Hirohito: The early years
The eldest son of Crown Prince Yoshihito, Hirohito was born within the confines of the Aoyama Palace in Tokyo on April 29, 1901. Imperial family members were not raised by their parents, according to custom. Rather, Hirohito spent his first years in the care of first a retired vice-admiral, followed by an imperial attendant. Between the ages of 7 and 19, Hirohito attended schools established for the children of nobility. He received strict instruction in religious and military matters, as well as other subjects such as physics and maths. Hirohito and a 34-man entourage traveled to Europe in 1921 for a six-month tour; this being the first time a Japanese crown prince had ever gone overseas.
When he returned to Japan, Hirohito became regent because his father was chronically ill, and assumed the duties as emperor. An earthquake hit the Tokyo area in September 1923, destroying 63% of the city’s houses and killing 100,000 people. Storming Japanese mobs then murdered several thousand leftists and ethnic Koreans, who were accused of looting and setting fires in the aftermath of the quake. Hirohito survived an assassination attempt that December, and married Princess Nagako the following month. The couple had seven children. At about the same time, Hirohito ended the practice of imperial concubinage. When his father died in December 1926, Hirohito officially became emperor. As his reign name, he chose Showa, which roughly translates to “enlightened harmony.”
Emperor Hirohito and the rise of Japanese Militarism
When Hirohito ascended to the throne, a universal male suffrage law had recently been passed, and political parties were almost at the height of their prewar powers. However, rising militarism, a plunging economy and a sequence of political assassinations soon resulted in crisis for the pro-democracy movement. As emperor, Hirohito was Japan’s commander-in-chief of the armed forces and highest spiritual authority, and basically fired the prime minister in 1929. The next prime minister was mortally wounded by a gunshot, and yet another prime minister was assassinated in 1932 by naval officers upset about a treaty restricting the number of Japanese warships. Henceforth, nearly every prime minister came from the military instead of from the political parties, which, in 1940 were altogether disbanded. In 1935, more political violence occurred, when a general was slashed to death by a lieutenant colonel with a samurai sword. Over 1,400 soldiers mutinied in Tokyo in 1936, seizing the army ministry and killing several high-ranking politicians.

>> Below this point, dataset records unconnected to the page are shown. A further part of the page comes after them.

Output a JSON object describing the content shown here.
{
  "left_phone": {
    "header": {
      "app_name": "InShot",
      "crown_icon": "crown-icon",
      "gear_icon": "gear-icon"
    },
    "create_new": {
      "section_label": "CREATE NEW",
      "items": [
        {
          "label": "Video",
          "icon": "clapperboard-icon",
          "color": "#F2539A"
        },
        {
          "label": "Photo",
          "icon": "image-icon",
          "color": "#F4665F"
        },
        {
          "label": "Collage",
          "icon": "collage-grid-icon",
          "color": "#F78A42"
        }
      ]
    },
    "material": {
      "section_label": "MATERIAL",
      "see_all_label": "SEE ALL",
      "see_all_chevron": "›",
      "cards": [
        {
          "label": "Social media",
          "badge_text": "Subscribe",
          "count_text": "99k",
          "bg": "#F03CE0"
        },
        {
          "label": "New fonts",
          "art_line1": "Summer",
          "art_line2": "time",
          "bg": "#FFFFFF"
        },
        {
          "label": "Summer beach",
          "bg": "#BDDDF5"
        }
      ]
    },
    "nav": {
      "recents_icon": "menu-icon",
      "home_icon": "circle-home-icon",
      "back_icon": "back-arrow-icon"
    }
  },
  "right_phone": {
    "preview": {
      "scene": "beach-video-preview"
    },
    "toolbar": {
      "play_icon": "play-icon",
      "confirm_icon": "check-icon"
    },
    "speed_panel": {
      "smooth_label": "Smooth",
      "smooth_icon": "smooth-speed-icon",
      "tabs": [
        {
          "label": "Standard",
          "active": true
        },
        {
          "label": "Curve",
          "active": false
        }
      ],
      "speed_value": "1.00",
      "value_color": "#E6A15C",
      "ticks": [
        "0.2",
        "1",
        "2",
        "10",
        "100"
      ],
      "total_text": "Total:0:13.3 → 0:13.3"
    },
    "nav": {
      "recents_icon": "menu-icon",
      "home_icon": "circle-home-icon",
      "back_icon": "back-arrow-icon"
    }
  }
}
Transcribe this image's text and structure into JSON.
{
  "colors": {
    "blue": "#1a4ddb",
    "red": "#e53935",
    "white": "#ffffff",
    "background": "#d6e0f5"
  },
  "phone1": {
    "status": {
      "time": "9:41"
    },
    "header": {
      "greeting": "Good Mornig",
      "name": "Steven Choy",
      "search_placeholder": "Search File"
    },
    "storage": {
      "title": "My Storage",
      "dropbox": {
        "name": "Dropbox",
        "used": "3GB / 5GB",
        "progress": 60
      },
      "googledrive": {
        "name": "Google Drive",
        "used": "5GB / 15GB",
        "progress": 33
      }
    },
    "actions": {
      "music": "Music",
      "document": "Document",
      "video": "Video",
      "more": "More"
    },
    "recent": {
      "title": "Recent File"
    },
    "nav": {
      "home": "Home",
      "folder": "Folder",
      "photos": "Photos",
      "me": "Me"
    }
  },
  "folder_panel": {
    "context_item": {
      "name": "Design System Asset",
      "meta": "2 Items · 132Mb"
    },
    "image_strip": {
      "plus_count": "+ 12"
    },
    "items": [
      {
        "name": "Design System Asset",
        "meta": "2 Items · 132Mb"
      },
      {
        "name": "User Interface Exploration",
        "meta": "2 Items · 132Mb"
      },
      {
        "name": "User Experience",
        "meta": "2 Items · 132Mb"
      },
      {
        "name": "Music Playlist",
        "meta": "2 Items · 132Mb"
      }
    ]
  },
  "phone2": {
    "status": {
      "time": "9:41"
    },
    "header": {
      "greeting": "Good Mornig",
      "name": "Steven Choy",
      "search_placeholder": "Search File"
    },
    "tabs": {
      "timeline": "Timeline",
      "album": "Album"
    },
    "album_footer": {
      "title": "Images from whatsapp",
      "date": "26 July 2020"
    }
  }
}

At the same time, Japan’s conflict with China was growing. Japanese army officers launched the so-called Manchurian Incident in 1931 by detonating a railway explosion and casting the blame on Chinese bandits. They then used the incident as an excuse to take control of Manchuria in northeastern China and set up a puppet state there. Expeditions into other areas of the country soon followed, and war had broken out by 1937. The Japanese army massacred about 200,000 prisoners of war and civilians in and around the city of Nanking that winter. Rape is believed to have been commonplace, and women were brought in to serve as prostitutes from Japanese-controlled regions of Asia. Hirohito did not approve the invasion’s more repulsive aspects, but – maybe because he was concerned the military would force him to abdicate – he failed to punish those accountable. He also sanctioned the uprooting of peasants and the use of chemical warfare.
Japan and World War II
Japan signed the Tripartite Pact with Fascist Italy and Nazi Germany in September 1940, in which they agreed to help each other should any of them be attacked by a country not involved already in the war. That same month, Japan sent troops to occupy French Indochina, and the United States replied with economic sanctions, involving an embargo on steel and oil. Slightly over a year later, Hirohito agreed to the decision of his government to fight the Americans. The Japanese then bombed Pearl Harbor on December 7, 1941, and the US declared war the following day.
Over the following seven months, Japan occupied British Singapore, Dutch East Indies, the Phillipines, New Guinea and several other locations in the Pacific and Southeast Asia. However, the tide began to turn in June 1942 at the Battle of Midway and soon after at Guadalcanal. Japan’s military leaders, by mid 1944, recognized that victory was unlikely; however, Japan did not stop fighting until after the Hiroshima and Nagasaki bombings the following August. Hirohito made a radio broadcast on August 15, 1945, in which he announced Japan’s surrender.
Hirohito after the war
A constitution after the war preserved the monarchy but defined the emperor merely as a symbol of the state. Hirohito was not indicted as a war criminal, unlike many among his top military brass, partly because the US authorities were concerned it could throw their occupation into chaos. Hirohito toured Japan from 1945 to 1951 and oversaw reconstruction attempts. In 1952, the American occupation ended, after which Hirohito served mainly in the background while Japan underwent an era of rapid economic growth. Having spent almost 64 years on the throne – the longest imperial reign in Japanese history – Emperor Hirohito died on January 7, 1989. Hirohito’s wartime record is still a subject of much debate to this day.